Tuttavia, la sequenza più commovente, che di lacrime e di rabbia inonda l’intero volto è quella di un Sordi che ha appena subito violenza fisica ed è ormai letteralmente impazzito, struggendosi da solo in quel misero letto di quell’altrettanto indegna cella (pathos e caratterizzazione psico-fisica alle stelle).

È il suo volto che, quasi dall’inizio alla fine, è espressione sincera e disarmante di rabbia e disperazione che tocca ogni spettatore che abbia un minimo di sensibilità. Attenzione: la pellicola non è cucita sul protagonista, ma è Sordi stesso che si è abilmente cucito, come solo un vero artista (e non solo comico) possa riuscire a fare, sul film stesso, divenendone un manifesto portavoce ancora oggi immemore e immortale, tanto più che il film, purtroppo, è ancora molto attuale. Raffinata la citazione implicita del dipinto di Van Gogh sulla “ronda dei carcerati” quanto sorprendente una conclusione inaspettata, dal momento che il regista ci trae nuovamente in inganno: Sordi viene fermato alla frontiera e comincia a scappare buffamente e comicamente uscendo dall’auto.

Sembra di essere ritornati alla commedia all’italiana, ma cosa c’entra dopo aver visto un intero film crudo, drammatico, realistico, cupo ed esistenziale come questo? 

Lo spettatore ha vissuto il dramma di Sordi come dramma proprio ed umano a causa di una giustizia, “nobile” sconosciuta, e poi?
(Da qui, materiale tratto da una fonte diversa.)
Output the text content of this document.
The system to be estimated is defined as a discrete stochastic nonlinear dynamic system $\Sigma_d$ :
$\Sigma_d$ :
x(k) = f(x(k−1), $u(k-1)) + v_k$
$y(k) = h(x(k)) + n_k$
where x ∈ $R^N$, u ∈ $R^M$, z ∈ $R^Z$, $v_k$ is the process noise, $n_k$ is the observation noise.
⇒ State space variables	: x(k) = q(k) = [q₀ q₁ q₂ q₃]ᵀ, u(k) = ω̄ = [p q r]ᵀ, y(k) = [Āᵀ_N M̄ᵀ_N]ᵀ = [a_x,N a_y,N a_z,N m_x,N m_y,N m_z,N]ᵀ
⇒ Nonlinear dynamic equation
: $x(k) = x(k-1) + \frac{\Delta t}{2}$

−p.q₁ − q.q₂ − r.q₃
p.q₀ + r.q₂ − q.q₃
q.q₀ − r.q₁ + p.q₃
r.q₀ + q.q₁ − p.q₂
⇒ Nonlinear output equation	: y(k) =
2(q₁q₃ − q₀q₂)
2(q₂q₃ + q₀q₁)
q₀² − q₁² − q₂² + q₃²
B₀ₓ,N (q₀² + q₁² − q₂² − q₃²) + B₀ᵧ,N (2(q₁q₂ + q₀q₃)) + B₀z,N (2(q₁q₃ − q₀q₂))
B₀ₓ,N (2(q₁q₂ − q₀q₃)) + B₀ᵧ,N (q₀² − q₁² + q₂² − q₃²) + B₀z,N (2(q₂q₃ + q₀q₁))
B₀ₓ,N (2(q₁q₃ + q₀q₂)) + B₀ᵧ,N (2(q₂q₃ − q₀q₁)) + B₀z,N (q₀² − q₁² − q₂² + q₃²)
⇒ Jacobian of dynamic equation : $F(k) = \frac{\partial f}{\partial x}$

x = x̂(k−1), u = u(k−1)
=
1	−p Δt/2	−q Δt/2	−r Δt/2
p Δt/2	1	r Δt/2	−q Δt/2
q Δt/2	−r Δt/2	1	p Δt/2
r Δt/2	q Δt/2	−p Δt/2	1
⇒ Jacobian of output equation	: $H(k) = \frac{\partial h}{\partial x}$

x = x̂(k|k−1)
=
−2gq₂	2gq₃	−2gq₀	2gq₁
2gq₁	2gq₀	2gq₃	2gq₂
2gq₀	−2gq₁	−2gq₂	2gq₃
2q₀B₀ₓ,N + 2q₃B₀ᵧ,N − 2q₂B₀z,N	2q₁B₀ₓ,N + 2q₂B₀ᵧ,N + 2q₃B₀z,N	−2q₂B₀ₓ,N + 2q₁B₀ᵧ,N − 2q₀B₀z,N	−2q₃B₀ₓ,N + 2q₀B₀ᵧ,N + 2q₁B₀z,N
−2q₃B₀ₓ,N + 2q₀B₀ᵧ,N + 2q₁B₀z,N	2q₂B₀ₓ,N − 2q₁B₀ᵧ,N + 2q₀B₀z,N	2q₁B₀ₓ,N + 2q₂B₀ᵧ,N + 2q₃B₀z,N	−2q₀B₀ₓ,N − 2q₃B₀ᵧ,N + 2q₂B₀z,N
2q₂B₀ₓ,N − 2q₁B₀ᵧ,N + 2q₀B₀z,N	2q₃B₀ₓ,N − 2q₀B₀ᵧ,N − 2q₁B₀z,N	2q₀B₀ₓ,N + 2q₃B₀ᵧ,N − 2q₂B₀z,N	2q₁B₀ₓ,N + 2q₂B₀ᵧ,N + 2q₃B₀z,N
Poi si finisce a “macchietta”? E qui sta la sorpresa, Sordi traumatizzato ha soltanto la capacità, in conclusione, di immaginare il peggio dopo aver subito di tutto, passando anche un certo periodo di tempo in una clinica psichiatrica. E dopo aver sognato ad occhi aperti, lo lasciano passare e può tornare in Svezia con compagna e bambini, ma non ha più la forza di parlare, non ha più quella capacità linguistica che è espressione di quella razionalità che ci distingue dagli animali. Insomma, non è più un essere umano, e di qui la triste consapevolezza che sancisce la fine di una pellicola ciclica solo parzialmente (Sordi è in auto al ritorno dal viaggio infernale per ritornare in Svezia), perché un’amara esperienza del genere, effettivamente, turba e traumatizza come poche, perché non c’è niente di più massacrante che vivere le più disumane crudeltà atte a snaturare da te stesso la natura umana.